Rocky Mountain Section - 64th Annual Meeting (9–11 May 2012)

Paper No. 30
Presentation Time: 8:00 AM-5:30 PM


RODRIGUEZ, Aaron P., Geology Department, Southern Utah University, 351 West University Blvd, Cedar City, UT 84720,

This project addresses provenance of Miocene river gravels in northern Arizona. One published model proposes a major Miocene River system, predating the Colorado River system, that flowed southwest from the Rocky Mountains through northern Arizona, turned north through eastern Nevada, Idaho, and Montana, entered Canada’s eastward flowing drainage system, and flowed into the Labrador Sea’s Saglek Basin.
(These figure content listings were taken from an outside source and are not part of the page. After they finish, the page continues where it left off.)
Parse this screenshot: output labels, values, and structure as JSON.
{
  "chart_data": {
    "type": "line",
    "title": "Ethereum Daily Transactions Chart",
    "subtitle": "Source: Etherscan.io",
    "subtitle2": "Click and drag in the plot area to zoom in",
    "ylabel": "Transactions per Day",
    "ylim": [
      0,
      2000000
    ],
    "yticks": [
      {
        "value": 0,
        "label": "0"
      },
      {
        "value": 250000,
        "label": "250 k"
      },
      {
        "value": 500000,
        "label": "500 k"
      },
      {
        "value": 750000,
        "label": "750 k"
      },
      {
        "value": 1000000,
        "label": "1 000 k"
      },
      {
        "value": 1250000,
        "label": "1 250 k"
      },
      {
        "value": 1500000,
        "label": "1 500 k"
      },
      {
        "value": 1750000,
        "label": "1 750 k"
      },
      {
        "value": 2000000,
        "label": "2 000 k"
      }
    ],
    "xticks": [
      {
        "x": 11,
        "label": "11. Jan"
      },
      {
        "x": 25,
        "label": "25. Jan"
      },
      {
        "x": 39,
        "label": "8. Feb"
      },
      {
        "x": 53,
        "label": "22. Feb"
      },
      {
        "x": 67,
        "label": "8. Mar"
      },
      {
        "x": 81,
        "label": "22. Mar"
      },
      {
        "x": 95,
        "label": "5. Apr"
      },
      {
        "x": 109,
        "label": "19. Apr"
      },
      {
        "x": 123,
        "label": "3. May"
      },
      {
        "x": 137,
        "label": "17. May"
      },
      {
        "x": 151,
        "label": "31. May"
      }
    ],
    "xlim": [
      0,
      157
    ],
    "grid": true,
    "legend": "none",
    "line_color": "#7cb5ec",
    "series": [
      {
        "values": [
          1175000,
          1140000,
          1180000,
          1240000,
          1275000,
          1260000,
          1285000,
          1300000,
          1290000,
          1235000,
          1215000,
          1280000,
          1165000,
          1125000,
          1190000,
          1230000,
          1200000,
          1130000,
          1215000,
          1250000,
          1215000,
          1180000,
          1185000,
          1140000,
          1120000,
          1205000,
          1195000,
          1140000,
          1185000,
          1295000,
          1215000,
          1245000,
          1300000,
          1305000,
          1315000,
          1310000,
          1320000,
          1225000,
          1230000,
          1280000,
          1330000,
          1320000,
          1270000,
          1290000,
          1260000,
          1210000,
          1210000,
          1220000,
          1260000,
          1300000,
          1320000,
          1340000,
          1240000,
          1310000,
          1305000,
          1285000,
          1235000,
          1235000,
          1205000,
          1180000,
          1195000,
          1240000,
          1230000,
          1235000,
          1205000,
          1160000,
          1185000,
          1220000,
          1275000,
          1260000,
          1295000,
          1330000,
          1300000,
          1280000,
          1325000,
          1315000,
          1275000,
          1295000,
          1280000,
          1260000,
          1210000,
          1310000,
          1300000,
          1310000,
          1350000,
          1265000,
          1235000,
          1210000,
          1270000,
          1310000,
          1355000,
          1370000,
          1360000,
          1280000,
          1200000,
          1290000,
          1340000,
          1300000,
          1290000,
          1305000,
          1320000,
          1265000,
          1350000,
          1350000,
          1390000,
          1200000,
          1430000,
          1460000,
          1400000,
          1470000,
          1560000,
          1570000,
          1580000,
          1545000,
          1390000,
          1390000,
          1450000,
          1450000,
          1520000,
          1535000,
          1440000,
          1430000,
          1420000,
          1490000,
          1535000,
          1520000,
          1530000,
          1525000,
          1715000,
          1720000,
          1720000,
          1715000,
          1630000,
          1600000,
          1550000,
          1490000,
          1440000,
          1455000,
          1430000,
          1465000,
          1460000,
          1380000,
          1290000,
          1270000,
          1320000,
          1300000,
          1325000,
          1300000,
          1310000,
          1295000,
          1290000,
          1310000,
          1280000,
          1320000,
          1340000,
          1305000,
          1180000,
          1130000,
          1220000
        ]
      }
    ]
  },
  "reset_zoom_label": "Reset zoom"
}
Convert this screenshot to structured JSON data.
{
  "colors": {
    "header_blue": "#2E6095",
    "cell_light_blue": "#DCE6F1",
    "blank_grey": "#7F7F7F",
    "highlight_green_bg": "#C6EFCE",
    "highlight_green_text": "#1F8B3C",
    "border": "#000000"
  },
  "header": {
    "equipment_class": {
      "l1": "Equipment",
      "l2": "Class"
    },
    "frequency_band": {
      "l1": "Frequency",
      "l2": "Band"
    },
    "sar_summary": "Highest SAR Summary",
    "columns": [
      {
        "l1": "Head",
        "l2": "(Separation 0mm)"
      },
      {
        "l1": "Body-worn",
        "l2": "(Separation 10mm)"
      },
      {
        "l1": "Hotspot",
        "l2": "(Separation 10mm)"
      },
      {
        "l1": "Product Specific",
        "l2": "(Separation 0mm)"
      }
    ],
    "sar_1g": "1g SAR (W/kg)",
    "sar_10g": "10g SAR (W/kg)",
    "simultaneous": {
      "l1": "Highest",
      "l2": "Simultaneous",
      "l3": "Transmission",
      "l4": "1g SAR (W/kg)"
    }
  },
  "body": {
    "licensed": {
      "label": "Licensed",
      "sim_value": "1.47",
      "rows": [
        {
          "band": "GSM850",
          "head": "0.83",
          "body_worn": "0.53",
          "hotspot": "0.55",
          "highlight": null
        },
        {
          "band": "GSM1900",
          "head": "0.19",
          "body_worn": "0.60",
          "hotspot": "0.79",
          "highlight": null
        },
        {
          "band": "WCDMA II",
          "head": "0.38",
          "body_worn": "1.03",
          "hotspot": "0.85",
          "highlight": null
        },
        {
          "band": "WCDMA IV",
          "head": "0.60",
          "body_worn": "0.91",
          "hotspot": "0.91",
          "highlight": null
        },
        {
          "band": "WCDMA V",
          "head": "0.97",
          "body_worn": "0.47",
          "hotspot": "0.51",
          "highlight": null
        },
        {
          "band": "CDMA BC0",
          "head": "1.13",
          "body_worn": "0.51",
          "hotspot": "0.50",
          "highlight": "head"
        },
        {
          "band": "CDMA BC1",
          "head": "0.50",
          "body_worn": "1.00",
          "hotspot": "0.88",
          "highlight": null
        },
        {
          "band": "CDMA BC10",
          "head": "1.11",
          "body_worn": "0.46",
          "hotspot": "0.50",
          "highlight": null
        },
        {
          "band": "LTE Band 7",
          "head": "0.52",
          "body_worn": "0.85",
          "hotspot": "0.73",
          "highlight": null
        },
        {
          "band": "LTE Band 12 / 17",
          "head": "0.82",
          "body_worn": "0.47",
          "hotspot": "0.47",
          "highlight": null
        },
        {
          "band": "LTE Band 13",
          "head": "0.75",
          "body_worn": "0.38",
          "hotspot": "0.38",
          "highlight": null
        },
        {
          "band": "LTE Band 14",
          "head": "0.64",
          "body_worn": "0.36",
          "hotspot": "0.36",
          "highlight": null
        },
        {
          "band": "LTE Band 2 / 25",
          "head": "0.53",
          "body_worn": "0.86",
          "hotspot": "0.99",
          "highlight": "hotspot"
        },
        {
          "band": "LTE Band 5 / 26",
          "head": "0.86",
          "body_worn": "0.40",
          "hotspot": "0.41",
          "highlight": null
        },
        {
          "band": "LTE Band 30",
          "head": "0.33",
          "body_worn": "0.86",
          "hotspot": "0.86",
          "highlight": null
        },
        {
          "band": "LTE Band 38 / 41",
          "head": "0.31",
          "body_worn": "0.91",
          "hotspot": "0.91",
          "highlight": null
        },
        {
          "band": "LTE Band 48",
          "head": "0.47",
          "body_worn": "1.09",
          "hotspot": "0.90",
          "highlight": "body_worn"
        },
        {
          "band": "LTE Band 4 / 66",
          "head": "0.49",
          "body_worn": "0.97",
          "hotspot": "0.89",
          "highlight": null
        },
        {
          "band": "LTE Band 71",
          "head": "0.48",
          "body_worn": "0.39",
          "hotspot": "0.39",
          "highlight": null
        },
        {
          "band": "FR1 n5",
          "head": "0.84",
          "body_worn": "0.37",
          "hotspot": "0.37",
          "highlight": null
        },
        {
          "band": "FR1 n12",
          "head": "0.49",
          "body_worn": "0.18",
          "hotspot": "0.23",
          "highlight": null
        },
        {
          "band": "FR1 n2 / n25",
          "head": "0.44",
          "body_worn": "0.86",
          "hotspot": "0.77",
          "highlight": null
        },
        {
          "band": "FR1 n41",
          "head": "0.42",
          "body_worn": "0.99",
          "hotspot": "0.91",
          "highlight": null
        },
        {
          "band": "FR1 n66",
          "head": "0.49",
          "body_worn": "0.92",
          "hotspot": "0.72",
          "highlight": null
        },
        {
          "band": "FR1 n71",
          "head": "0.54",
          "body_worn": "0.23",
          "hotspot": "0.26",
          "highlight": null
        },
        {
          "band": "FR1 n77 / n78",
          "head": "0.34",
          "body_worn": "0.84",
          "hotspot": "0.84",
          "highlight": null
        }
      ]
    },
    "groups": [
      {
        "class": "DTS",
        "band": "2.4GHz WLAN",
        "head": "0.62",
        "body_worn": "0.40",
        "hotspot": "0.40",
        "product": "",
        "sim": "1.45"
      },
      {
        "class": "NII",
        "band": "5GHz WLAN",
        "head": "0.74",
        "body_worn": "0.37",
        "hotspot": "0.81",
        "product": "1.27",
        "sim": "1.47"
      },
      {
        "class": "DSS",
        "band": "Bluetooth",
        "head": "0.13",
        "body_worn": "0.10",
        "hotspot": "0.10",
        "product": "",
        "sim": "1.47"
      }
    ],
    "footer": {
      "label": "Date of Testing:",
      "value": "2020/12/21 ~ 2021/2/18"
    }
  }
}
The Saglek Basin is a massively bedded deltaic system that experienced millions of years of significant sedimentation until approximately 5 Ma, concurrent with the opening of the Gulf of California. The convergence of the Miocene and Saglek River Systems would have created a drainage basin for nearly half the North American continent. The first step in my analysis was a literature review of the history of the patterns of uplift and erosion in eastern Nevada, southern Utah, northern Arizona, and the four corners region to gain an understanding of Miocene paleogeography. I then completed a provenance analysis of Miocene gravel samples using vein quartz as the principle source indicator. The provenance analysis involved the identification, collection, counting, sorting, percentage breakdown, and source identification of samples from northern Arizona and eastern Nevada. I created ternary diagrams to analyze the maturity of the sediment. My results support the proposed Miocene River path through northern Arizona. A better understanding of the drainage pattern during the Miocene will help scientists better understand the evolution of the Colorado River system and the Colorado Plateau paleoenvironment.